El Tren de Aragua trafica con personas, armas y drogas. Extorsiona y asesina, y cuenta con células en varios países y pasos francos por diferentes fronteras. Esto es conocido. Lo que no parece tan claro es que utilice cuentas bancarias -presumiblemente, de hecho, utiliza hasta aviones- para recibir o enviar dinero a Venezuela.
Pero tú sí utilizas cuentas bancarias. Y en esta época de bancarización universal, eso significa que toda tu vida -o, al menos, la parte de tu vida en que interactúas con el resto de la sociedad- aparece en una cartola, incluyendo aquello que tal vez no quisieras que fuese de conocimiento público. Lo que aparece en tu Instagram es tu bella sonrisa en una hermosa playa del sudeste asiático; pero el pago de la consulta al psiquiatra cuyas recetas te mantienen vivo, solo está registrado -por suerte- en tu cuenta corriente. Y así con las costumbres y patrones de comportamiento de todo tipo de personas y agrupaciones.
De ahí la importancia de resguardar el secreto bancario, como una extensión del derecho a la privacidad de las personas comunes y corrientes, tal como lo está hoy en los artículos 154 y siguientes de la Ley General de Bancos, que sancionan severamente las vulneraciones a la reserva de las operaciones de depósitos y captaciones de cualquier naturaleza que reciban los bancos en virtud de dicha ley. Esto no significa, en absoluto, que estemos ante un cerrojo infranqueable que proteja la comisión de eventuales ilícitos, pues levantar hoy esas prohibiciones es relativamente sencillo. Numerosas entidades pueden solicitar el alza del secreto bancario -la Comisión para el Mercado Financiero, el Ministerio Público, el SII y la Unidad de Análisis Financiero-, pero, en todos los casos, necesitan la autorización de un juez, quien es el que permite ese levantamiento.
Esto permite un control externo a la administración, que limita esa intrusión de cualquier funcionario público en esos registros, a aquellas situaciones en que existen razones muy fundadas o sospechas concretas de un ilícito, en el marco de un procedimiento investigativo serio.

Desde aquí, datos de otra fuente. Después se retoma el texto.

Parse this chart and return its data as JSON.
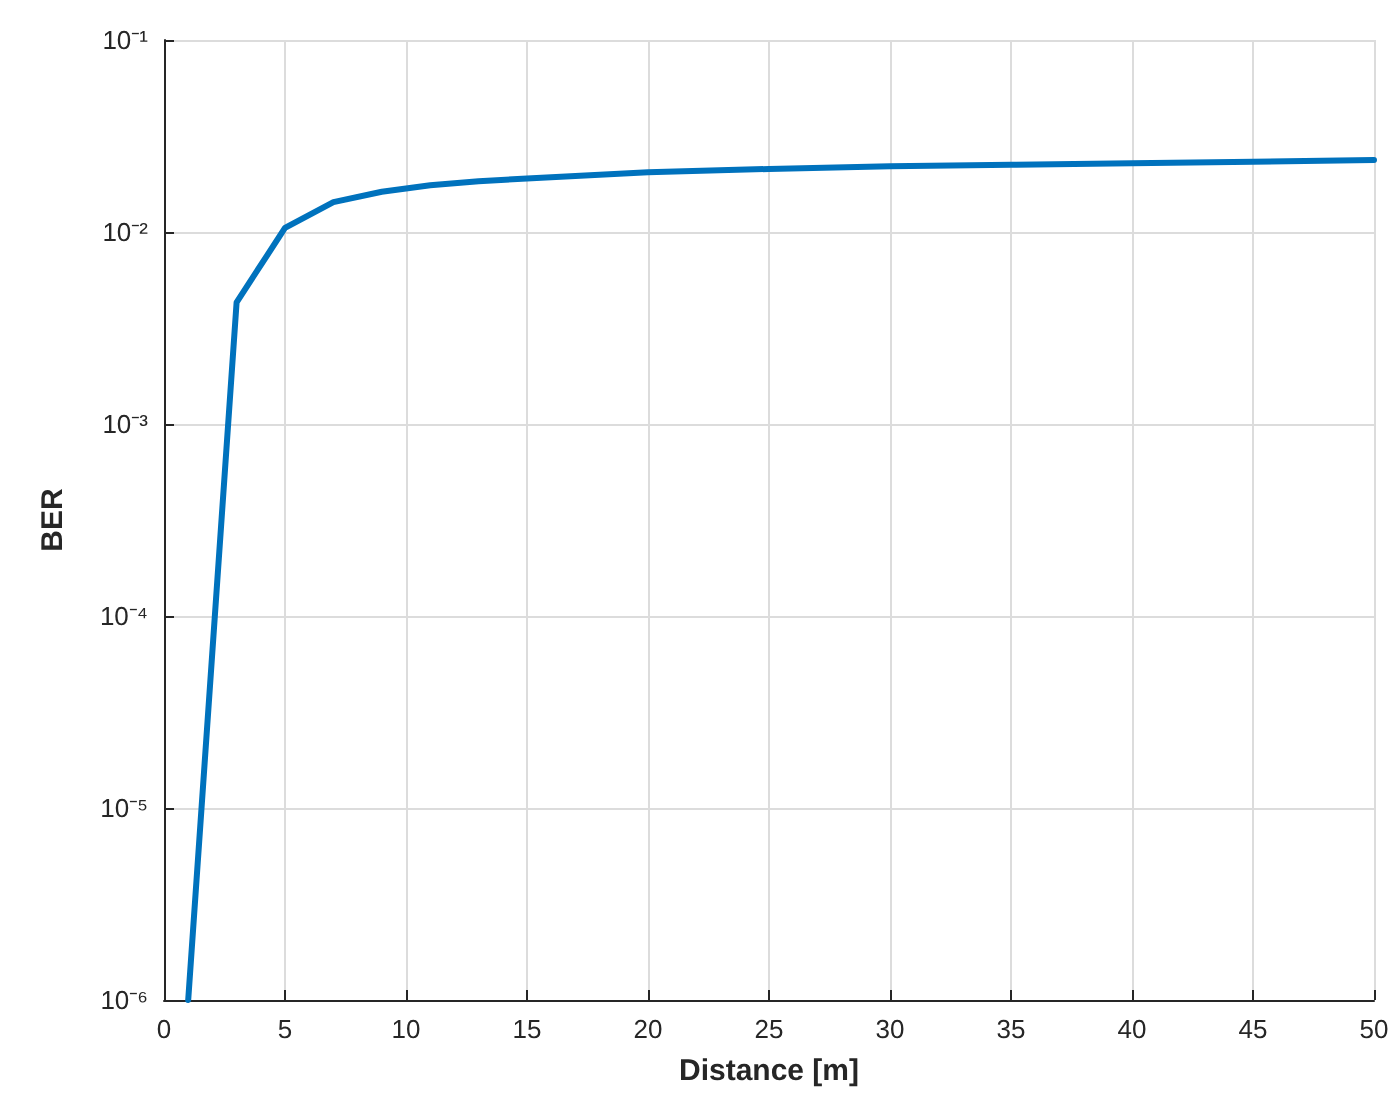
{
  "chart_data": {
    "type": "line",
    "xlabel": "Distance [m]",
    "ylabel": "BER",
    "x": [
      1,
      3,
      5,
      7,
      9,
      11,
      13,
      15,
      20,
      25,
      30,
      35,
      40,
      45,
      50
    ],
    "series": [
      {
        "color": "#0072bd",
        "values": [
          1e-06,
          0.0043,
          0.0105,
          0.0143,
          0.0162,
          0.0175,
          0.0184,
          0.019,
          0.0205,
          0.0213,
          0.022,
          0.0224,
          0.0228,
          0.0232,
          0.0237
        ]
      }
    ],
    "xlim": [
      0,
      50
    ],
    "xticks": [
      0,
      5,
      10,
      15,
      20,
      25,
      30,
      35,
      40,
      45,
      50
    ],
    "ylim": [
      1e-06,
      0.1
    ],
    "yticks": [
      {
        "value": 1e-06,
        "label": "10⁻⁶"
      },
      {
        "value": 1e-05,
        "label": "10⁻⁵"
      },
      {
        "value": 0.0001,
        "label": "10⁻⁴"
      },
      {
        "value": 0.001,
        "label": "10⁻³"
      },
      {
        "value": 0.01,
        "label": "10⁻²"
      },
      {
        "value": 0.1,
        "label": "10⁻¹"
      }
    ],
    "log": "y",
    "grid": true,
    "marker": "none",
    "line_style": "solid"
  }
}
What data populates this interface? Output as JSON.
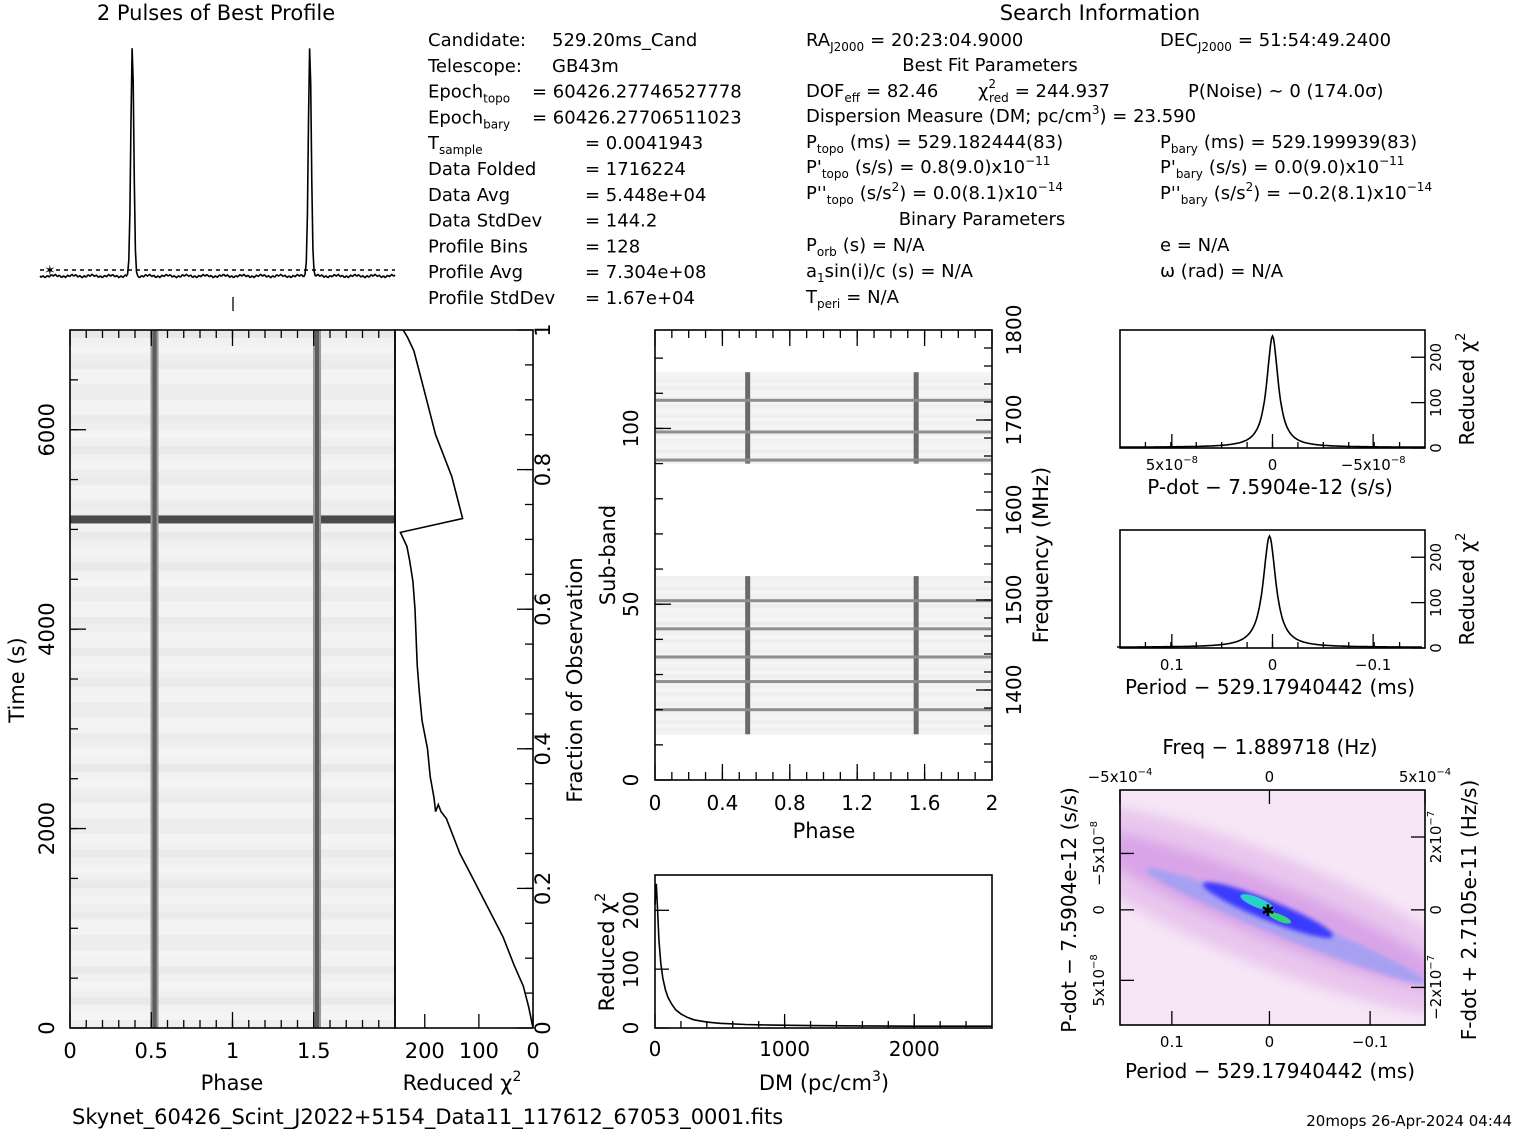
{
  "header": {
    "profile_title": "2 Pulses of Best Profile",
    "search_title": "Search Information",
    "best_fit_title": "Best Fit Parameters",
    "binary_title": "Binary Parameters"
  },
  "info_left": [
    {
      "label": "Candidate:",
      "value": "529.20ms_Cand"
    },
    {
      "label": "Telescope:",
      "value": "GB43m"
    },
    {
      "label": "Epoch",
      "sub": "topo",
      "value": "= 60426.27746527778"
    },
    {
      "label": "Epoch",
      "sub": "bary",
      "value": "= 60426.27706511023"
    },
    {
      "label": "T",
      "sub": "sample",
      "value": "=   0.0041943"
    },
    {
      "label": "Data Folded",
      "value": "=   1716224"
    },
    {
      "label": "Data Avg",
      "value": "=   5.448e+04"
    },
    {
      "label": "Data StdDev",
      "value": "=   144.2"
    },
    {
      "label": "Profile Bins",
      "value": "=   128"
    },
    {
      "label": "Profile Avg",
      "value": "=   7.304e+08"
    },
    {
      "label": "Profile StdDev",
      "value": "=   1.67e+04"
    }
  ],
  "info_right": {
    "ra": "RA",
    "ra_sub": "J2000",
    "ra_value": "= 20:23:04.9000",
    "dec": "DEC",
    "dec_sub": "J2000",
    "dec_value": "= 51:54:49.2400",
    "dof": "DOF",
    "dof_sub": "eff",
    "dof_value": "= 82.46",
    "chi": "χ",
    "chi_sup": "2",
    "chi_sub": "red",
    "chi_value": "= 244.937",
    "pnoise": "P(Noise) ~ 0   (174.0σ)",
    "dm_line": "Dispersion Measure (DM; pc/cm",
    "dm_sup": "3",
    "dm_value": ") = 23.590",
    "ptopo": "P",
    "ptopo_sub": "topo",
    "ptopo_value": "(ms) =  529.182444(83)",
    "pbary": "P",
    "pbary_sub": "bary",
    "pbary_value": "(ms) =  529.199939(83)",
    "pdtopo": "P'",
    "pdtopo_sub": "topo",
    "pdtopo_value": "(s/s) =  0.8(9.0)x10",
    "pdtopo_exp": "−11",
    "pdbary": "P'",
    "pdbary_sub": "bary",
    "pdbary_value": "(s/s) = 0.0(9.0)x10",
    "pdbary_exp": "−11",
    "pddtopo": "P''",
    "pddtopo_sub": "topo",
    "pddtopo_value": "(s/s",
    "pddtopo_value2": ") = 0.0(8.1)x10",
    "pddtopo_exp": "−14",
    "pddbary": "P''",
    "pddbary_sub": "bary",
    "pddbary_value": "(s/s",
    "pddbary_value2": ") = −0.2(8.1)x10",
    "pddbary_exp": "−14",
    "porb": "P",
    "porb_sub": "orb",
    "porb_value": "(s) = N/A",
    "e_value": "e = N/A",
    "a1": "a",
    "a1_sub": "1",
    "a1_value": "sin(i)/c (s) = N/A",
    "omega": "ω (rad) = N/A",
    "tperi": "T",
    "tperi_sub": "peri",
    "tperi_value": "= N/A"
  },
  "footer": {
    "filename": "Skynet_60426_Scint_J2022+5154_Data11_117612_67053_0001.fits",
    "stamp": "20mops 26-Apr-2024 04:44"
  },
  "colors": {
    "ink": "#000000",
    "grey_band": "#d9d9d9",
    "contour_blue": "#1a1aff",
    "contour_center": "#2ad1c8",
    "background_pink": "#f4e1f4"
  },
  "chart_data": [
    {
      "type": "line",
      "id": "profile",
      "title": "2 Pulses of Best Profile",
      "x_range": [
        0,
        2
      ],
      "pulse_phases": [
        0.52,
        1.52
      ],
      "baseline_level": 0.03,
      "peak_level": 1.0
    },
    {
      "type": "heatmap",
      "id": "time-phase",
      "xlabel": "Phase",
      "ylabel": "Time (s)",
      "xlim": [
        0,
        2
      ],
      "ylim": [
        0,
        7000
      ],
      "x_ticks": [
        "0",
        "0.5",
        "1",
        "1.5"
      ],
      "y_ticks": [
        "0",
        "2000",
        "4000",
        "6000"
      ],
      "pulse_phases": [
        0.52,
        1.52
      ],
      "bright_row_time": 5100
    },
    {
      "type": "line",
      "id": "reduced-chi-vs-fraction",
      "xlabel": "Reduced χ",
      "xlabel_sup": "2",
      "ylabel": "Fraction of Observation",
      "x_ticks": [
        "200",
        "100",
        "0"
      ],
      "y_ticks": [
        "0",
        "0.2",
        "0.4",
        "0.6",
        "0.8",
        "1"
      ],
      "x_reversed": true,
      "xlim": [
        255,
        0
      ],
      "ylim": [
        0,
        1
      ],
      "x": [
        0,
        8,
        18,
        35,
        55,
        75,
        95,
        115,
        135,
        150,
        160,
        170,
        175,
        180,
        183,
        190,
        195,
        205,
        210,
        214,
        216,
        218,
        222,
        228,
        233,
        245,
        130,
        140,
        150,
        165,
        180,
        190,
        200,
        210,
        220,
        232,
        240
      ],
      "y": [
        0.0,
        0.03,
        0.06,
        0.09,
        0.13,
        0.16,
        0.19,
        0.22,
        0.25,
        0.28,
        0.3,
        0.31,
        0.32,
        0.31,
        0.33,
        0.36,
        0.4,
        0.44,
        0.48,
        0.52,
        0.56,
        0.6,
        0.64,
        0.67,
        0.69,
        0.71,
        0.73,
        0.76,
        0.79,
        0.82,
        0.85,
        0.88,
        0.91,
        0.94,
        0.97,
        0.99,
        1.0
      ]
    },
    {
      "type": "heatmap",
      "id": "subband-phase",
      "xlabel": "Phase",
      "ylabel": "Sub-band",
      "ylabel2": "Frequency (MHz)",
      "xlim": [
        0,
        2
      ],
      "ylim": [
        0,
        128
      ],
      "y2lim": [
        1300,
        1800
      ],
      "x_ticks": [
        "0",
        "0.4",
        "0.8",
        "1.2",
        "1.6",
        "2"
      ],
      "y_ticks": [
        "0",
        "50",
        "100"
      ],
      "y2_ticks": [
        "1400",
        "1500",
        "1600",
        "1700",
        "1800"
      ],
      "pulse_phases": [
        0.55,
        1.55
      ],
      "bands": [
        [
          13,
          58
        ],
        [
          90,
          116
        ]
      ]
    },
    {
      "type": "line",
      "id": "dm-chi",
      "xlabel": "DM (pc/cm",
      "xlabel_sup": "3",
      "xlabel_end": ")",
      "ylabel": "Reduced χ",
      "ylabel_sup": "2",
      "xlim": [
        0,
        2600
      ],
      "ylim": [
        0,
        260
      ],
      "x_ticks": [
        "0",
        "1000",
        "2000"
      ],
      "y_ticks": [
        "0",
        "100",
        "200"
      ],
      "x": [
        0,
        10,
        20,
        30,
        45,
        60,
        80,
        100,
        130,
        160,
        200,
        250,
        300,
        400,
        500,
        700,
        900,
        1200,
        1600,
        2000,
        2600
      ],
      "y": [
        210,
        245,
        200,
        150,
        110,
        85,
        65,
        52,
        40,
        31,
        24,
        18,
        14,
        10,
        8,
        6,
        5,
        4,
        3.5,
        3,
        3
      ]
    },
    {
      "type": "line",
      "id": "pdot-chi",
      "xlabel": "P-dot − 7.5904e-12 (s/s)",
      "ylabel": "Reduced χ",
      "ylabel_sup": "2",
      "x_ticks": [
        "5x10",
        "0",
        "−5x10"
      ],
      "x_tick_exp": "−8",
      "y_ticks": [
        "0",
        "100",
        "200"
      ],
      "xlim": [
        7.5e-08,
        -7.5e-08
      ],
      "ylim": [
        0,
        260
      ],
      "peak": 245
    },
    {
      "type": "line",
      "id": "period-chi",
      "xlabel": "Period − 529.17940442 (ms)",
      "ylabel": "Reduced χ",
      "ylabel_sup": "2",
      "x_ticks": [
        "0.1",
        "0",
        "−0.1"
      ],
      "y_ticks": [
        "0",
        "100",
        "200"
      ],
      "xlim": [
        0.15,
        -0.15
      ],
      "ylim": [
        0,
        260
      ],
      "peak": 245
    },
    {
      "type": "heatmap",
      "id": "p-pdot",
      "xlabel": "Period − 529.17940442 (ms)",
      "ylabel": "P-dot − 7.5904e-12 (s/s)",
      "top_label": "Freq − 1.889718 (Hz)",
      "right_label": "F-dot + 2.7105e-11 (Hz/s)",
      "x_ticks": [
        "0.1",
        "0",
        "−0.1"
      ],
      "top_ticks": [
        "−5x10",
        "0",
        "5x10"
      ],
      "top_tick_exp": "−4",
      "y_ticks": [
        "−5x10",
        "0",
        "5x10"
      ],
      "y_tick_exp": "−8",
      "right_ticks": [
        "2x10",
        "0",
        "−2x10"
      ],
      "right_tick_exp": "−7",
      "best_marker": "✱"
    }
  ]
}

En cambio, el Gobierno pretende algo muy distinto. Aunque bajo sofisticados nombres -la creación de un nuevo "subsistema de inteligencia económica"-, las modificaciones que propone significan, en simple, que determinados funcionarios de alguno de los órganos antes mencionados (y que dependen directa o indirectamente de él) puedan obtener esa información sin necesidad de autorización judicial previa. Los promotores de esta idea intentan tranquilizarte diciendo que esos funcionarios actuarán con toda clase de cautelas. "Nadie quiere saber lo que compras en el supermercado", aseveran. Pero nada asegura que esa indagación administrativa se limite solo a supuestos sospechosos de ilícitos, que no vaya más allá de lo necesario, o que la información obtenida no caiga en las manos equivocadas. Una indagación administrativa sin orden judicial previa, por tanto, amenaza mucho más al ciudadano común y corriente que a las poderosas bandas criminales que nos asolan hoy en día.
Una vez más, entonces, parece que nuestro Estado, incapaz de enfrentar al verdadero delito, dirige toda su ferocidad y potencia no contra las mafias, sino contra las personas honestas. Nadie ha señalado hasta ahora, de forma concreta, cómo el actual procedimiento judicial de resguardo del secreto bancario impide la persecución de la criminalidad; sobre todo cuando, a ojos vista, esa persecución parece lastrada mucho más por la ineptitud de las autoridades encargadas de combatir al delito, que por los resguardos que la ley establece en favor de la privacidad de las personas. A partir del relajamiento del secreto bancario, los ciudadanos perderán de facto un importante resguardo a su intimidad frente a los políticos, sin que nada garantice que obtengan, en cambio, la seguridad prometida.